I managed to only get the data of the first company.

1 Answers

2
Thomas Dondorf On Best Solutions

Problem

The error means that you are accessing data which has become obsolete/invalid because of navigation. In your script the error references the variable listeCompanies:

const listeCompanies = await page.$$('.list-firms > div.firm');

You first, use this variable in a loop, then you navigate via page.goto and after that your loop tries to get the next item out of the variable listeCompanies. But after the navigation happened the element handles in that variable are not present anymore and therefore the error is thrown. That's also why the first iteration works.

Solution

There are multiple ways to fix this.

  1. Extract the data from your page at once (before using the loop)
  2. Use a second pageto do the "loop navigation" so that your main page does not need to navigate
  3. "Refresh" your variable by re-executing the selector after calling page.goBack

Option 1: Extract the data before entering the loop

This is the cleanest way to do it. You extract the information in the first page at once and then iterate over your extracted data. The nameLinkList will be an array with the name and link values (e.g. [{name: '..', link: '..'}, {name: '..', link: '..'}]). There is also no need to call page.goBack at the end of the loop as the data is already extracted.

const nameLinkList = await page.$$eval(
    '.list-firms > div.firm',
    (firms => firms.map(firm => {
        const a = firm.querySelector('.listing-body > h3 > a');
        return {
            name: a.innerText,
            link: a.href
        };
    }))
);

for (const {name, link} of arr) {
    await Promise.all([
        page.waitForNavigation(),
        page.goto(link),
        page.waitForSelector('.firm-panel'),
    ]);

    const info = await page.$eval('#info', e => e.innerText);

    const data = [{
        name: name,
        information: info,
    }];
}

Option 2: Use a second page

In this case your browser will have two open pages. The first one will only be used to read the data, the second one is used for navigation.

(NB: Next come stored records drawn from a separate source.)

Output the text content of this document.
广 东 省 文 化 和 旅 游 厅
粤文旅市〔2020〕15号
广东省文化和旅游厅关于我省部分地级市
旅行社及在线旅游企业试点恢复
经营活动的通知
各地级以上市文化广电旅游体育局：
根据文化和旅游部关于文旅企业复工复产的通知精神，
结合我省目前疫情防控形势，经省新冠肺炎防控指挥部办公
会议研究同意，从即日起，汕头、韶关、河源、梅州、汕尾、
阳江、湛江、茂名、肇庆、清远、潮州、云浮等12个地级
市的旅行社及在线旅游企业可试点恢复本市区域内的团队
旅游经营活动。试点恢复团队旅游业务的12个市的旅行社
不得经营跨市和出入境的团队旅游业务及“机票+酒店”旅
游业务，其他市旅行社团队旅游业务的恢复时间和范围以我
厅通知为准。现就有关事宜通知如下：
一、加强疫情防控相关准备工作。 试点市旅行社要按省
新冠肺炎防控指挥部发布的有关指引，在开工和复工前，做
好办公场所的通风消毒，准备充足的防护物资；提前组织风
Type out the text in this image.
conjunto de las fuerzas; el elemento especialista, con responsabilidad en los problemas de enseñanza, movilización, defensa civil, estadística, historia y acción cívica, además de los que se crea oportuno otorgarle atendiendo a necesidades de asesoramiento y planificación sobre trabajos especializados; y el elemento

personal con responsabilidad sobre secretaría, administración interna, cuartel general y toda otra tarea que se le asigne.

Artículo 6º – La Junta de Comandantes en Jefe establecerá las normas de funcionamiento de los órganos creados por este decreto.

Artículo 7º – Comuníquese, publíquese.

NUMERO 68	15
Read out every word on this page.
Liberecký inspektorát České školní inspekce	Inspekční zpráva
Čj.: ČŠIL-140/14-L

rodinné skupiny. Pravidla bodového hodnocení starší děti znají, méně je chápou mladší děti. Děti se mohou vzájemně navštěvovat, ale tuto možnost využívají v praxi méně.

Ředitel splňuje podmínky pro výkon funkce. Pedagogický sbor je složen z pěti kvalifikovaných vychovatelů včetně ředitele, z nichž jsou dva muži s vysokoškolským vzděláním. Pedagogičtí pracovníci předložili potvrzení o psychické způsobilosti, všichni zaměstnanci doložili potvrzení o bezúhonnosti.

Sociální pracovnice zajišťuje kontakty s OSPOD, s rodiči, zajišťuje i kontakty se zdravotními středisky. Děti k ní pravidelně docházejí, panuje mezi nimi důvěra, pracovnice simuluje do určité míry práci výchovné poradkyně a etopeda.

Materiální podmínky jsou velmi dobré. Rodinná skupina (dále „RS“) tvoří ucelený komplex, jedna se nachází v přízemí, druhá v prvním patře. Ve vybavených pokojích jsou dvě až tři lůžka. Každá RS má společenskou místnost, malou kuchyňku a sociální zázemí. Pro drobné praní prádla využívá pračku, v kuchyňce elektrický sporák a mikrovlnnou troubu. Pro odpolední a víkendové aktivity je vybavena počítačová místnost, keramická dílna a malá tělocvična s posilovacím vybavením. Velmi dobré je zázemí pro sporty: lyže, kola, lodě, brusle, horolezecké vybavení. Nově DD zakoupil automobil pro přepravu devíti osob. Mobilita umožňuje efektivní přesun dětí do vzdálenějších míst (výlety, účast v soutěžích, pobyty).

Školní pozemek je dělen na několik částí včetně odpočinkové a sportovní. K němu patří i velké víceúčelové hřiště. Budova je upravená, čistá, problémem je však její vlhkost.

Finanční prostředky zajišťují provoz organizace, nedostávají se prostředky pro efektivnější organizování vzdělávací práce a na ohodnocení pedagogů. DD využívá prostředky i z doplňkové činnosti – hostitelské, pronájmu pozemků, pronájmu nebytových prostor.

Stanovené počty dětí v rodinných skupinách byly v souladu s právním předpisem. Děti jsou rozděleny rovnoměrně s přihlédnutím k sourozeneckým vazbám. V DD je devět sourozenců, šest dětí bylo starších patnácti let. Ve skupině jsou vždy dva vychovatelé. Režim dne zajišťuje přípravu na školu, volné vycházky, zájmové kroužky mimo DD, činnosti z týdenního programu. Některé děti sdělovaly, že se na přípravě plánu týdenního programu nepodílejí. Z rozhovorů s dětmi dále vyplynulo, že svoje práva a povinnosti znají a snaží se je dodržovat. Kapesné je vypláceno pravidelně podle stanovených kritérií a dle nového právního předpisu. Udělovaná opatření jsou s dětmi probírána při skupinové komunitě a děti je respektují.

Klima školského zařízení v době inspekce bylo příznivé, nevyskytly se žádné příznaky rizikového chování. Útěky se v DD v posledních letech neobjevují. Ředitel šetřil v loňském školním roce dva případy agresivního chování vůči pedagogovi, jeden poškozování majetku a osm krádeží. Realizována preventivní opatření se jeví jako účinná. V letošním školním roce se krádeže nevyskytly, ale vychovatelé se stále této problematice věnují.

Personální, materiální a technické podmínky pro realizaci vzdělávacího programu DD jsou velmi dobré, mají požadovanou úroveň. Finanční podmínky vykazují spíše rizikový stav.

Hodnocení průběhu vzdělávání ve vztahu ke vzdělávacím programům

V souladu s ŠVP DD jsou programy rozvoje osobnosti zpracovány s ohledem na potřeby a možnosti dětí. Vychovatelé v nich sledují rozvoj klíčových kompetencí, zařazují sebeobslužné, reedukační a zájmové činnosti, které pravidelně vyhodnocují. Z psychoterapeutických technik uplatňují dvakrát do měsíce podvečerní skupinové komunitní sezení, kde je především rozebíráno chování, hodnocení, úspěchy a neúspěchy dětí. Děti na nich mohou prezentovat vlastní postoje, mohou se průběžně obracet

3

const page2 = await browser.newPage();
for (const companie of listeCompanies ){
    const name = await companie.$eval('.listing-body > h3 > a', name => name.innerText);
    const link = await companie.$eval('.listing-body > h3 > a', link => link.href);

    await Promise.all([
        page2.goto(link),
        page2.waitForSelector('.firm-panel'),
    ]);

    const info = await page2.$eval('#info', e => e.innerText);
    // ...
}

Option 3: "Refresh" selectors

Here you simply re-execute your selector after going back to your "main page". Note, that the for..of has to be change to an iterator-loop as we are replacing the array.

let listeCompanies  = await page.$$('.list-firms > div.firm');
for (let i = 0; i < listeCompanies.length; i++){
    // ...

    await page.goBack();
    listeCompanies = await page.$$('.list-firms > div.firm');
}

I recommend to go with option 1 as this also reduced the number of necessary navigation requests and will therefore speed up your script.